CG10246 - Capital Gains Tax: rates of tax – before 6 April 2016

Individuals, personal representatives and trustees

For periods from 23 June 2010 to 5 April 2016

Where chargeable gains accrue to an individual on or after 23 June 2010, those net gains accruing in a year of assessment, after taking account of losses and the annual exempt amount (CG18000c), are charged to Capital Gains Tax at 10 per cent if the gains qualify for Business Asset Disposal Relief (CG63950+). Other gains are charged at 28 per cent or at 18 per cent to the extent that the basic rate limit is not utilised by the individual’s income and by gains qualifying for Business Asset Disposal Relief and Investors Relief. Unused Income Tax reliefs and allowances cannot be set against the net gains.

For 2010 - 11 and subsequent years gains accruing to a person in a tax year may be chargeable to Capital Gains Tax at different rates. Thus the tax effect of losses and the annual exempt amount set off against those gains can vary. CG18000 and CG21500+ explain that, subject to any rules which limit the gains from which losses may be deducted, losses and the annual exempt amount may be set against gains in the way that is most beneficial to the individual.

Different rates of tax apply to the different categories of person. More detail is given in the appropriate section of the guidance as follows:

For periods before 23 June 2010

TCGA92/S4 as amended by FA08/S8 - 6 April 2008 to 22 June 2010

Where chargeable gains accrue to an individual in the period from 6 April 2008 to 22 June 2010, those net gains accruing in a year of assessment, after taking account of losses and the annual exempt amount, are charged to Capital Gains Tax at 18 per cent. There is no link to the individual’s income.
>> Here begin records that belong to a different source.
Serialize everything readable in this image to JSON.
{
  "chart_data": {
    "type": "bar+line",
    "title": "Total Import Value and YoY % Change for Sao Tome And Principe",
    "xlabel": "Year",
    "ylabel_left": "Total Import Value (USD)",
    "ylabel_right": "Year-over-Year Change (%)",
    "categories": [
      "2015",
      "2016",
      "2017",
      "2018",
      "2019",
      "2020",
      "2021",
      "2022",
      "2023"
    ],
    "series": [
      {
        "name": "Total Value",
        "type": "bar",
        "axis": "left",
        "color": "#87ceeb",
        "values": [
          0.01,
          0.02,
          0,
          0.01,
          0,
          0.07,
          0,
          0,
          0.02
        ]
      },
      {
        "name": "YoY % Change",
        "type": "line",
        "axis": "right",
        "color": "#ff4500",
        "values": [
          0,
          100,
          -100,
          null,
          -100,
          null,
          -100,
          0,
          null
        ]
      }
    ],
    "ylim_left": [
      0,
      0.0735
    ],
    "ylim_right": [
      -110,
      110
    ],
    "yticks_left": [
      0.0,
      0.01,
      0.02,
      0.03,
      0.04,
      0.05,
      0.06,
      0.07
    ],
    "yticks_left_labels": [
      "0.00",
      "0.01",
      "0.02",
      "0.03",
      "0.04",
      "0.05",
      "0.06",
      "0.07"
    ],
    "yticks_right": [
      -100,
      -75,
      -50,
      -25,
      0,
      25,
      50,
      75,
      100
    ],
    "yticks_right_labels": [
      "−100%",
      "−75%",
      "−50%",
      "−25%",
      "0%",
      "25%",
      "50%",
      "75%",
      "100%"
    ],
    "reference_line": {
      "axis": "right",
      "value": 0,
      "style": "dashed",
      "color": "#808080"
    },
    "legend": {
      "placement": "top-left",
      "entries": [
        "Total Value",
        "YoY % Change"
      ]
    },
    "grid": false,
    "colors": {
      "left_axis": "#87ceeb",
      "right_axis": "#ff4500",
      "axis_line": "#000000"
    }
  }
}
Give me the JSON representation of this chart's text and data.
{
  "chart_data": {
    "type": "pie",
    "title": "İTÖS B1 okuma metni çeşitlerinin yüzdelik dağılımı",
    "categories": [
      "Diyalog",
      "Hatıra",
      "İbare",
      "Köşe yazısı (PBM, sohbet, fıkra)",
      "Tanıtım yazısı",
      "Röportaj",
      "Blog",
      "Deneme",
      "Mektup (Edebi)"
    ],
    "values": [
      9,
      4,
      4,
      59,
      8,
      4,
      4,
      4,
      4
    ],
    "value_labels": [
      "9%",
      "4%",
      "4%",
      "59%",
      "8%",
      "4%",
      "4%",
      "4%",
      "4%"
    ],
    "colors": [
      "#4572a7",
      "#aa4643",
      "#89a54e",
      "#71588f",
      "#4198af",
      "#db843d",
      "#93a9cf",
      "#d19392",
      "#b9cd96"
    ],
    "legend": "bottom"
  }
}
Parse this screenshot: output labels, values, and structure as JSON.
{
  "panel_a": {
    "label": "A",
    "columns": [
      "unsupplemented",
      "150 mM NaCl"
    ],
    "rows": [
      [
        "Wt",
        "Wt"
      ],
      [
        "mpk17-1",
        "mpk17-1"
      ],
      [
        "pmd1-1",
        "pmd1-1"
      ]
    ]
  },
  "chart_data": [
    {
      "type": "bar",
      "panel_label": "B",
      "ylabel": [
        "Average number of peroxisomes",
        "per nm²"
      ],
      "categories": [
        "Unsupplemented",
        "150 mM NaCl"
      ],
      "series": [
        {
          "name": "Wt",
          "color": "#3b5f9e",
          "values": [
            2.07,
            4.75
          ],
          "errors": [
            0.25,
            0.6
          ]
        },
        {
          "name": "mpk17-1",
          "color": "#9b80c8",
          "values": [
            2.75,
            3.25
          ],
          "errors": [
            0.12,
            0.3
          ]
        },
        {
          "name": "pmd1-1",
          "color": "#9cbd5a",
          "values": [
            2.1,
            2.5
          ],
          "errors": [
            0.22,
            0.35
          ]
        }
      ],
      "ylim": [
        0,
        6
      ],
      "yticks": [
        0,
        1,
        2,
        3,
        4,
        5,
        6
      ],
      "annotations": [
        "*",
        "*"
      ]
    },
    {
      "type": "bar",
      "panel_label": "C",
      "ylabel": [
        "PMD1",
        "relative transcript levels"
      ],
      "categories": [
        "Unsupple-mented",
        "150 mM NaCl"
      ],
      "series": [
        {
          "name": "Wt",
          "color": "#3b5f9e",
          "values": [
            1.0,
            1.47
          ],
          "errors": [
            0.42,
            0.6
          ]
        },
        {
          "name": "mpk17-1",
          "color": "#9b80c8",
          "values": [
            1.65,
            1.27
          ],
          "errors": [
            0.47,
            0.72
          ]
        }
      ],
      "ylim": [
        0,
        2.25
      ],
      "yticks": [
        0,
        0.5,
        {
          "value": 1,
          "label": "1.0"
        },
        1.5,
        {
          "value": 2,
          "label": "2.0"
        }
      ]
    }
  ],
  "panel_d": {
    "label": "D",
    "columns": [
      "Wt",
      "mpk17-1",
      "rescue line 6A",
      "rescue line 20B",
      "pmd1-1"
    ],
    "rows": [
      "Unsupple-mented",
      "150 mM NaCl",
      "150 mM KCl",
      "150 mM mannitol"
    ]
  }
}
TCGA92/S4 and TCGA92/S6 - up to 5 April 2008

Where chargeable gains accrue to an individual up to 5 April 2008, the chargeable amount for a year of assessment, after taking account of losses and the annual exempt amount, is in effect added to income for tax purposes, and charged to tax at the same rates as if it was the top slice of income. Unused Income Tax reliefs and allowances cannot be set against these net gains.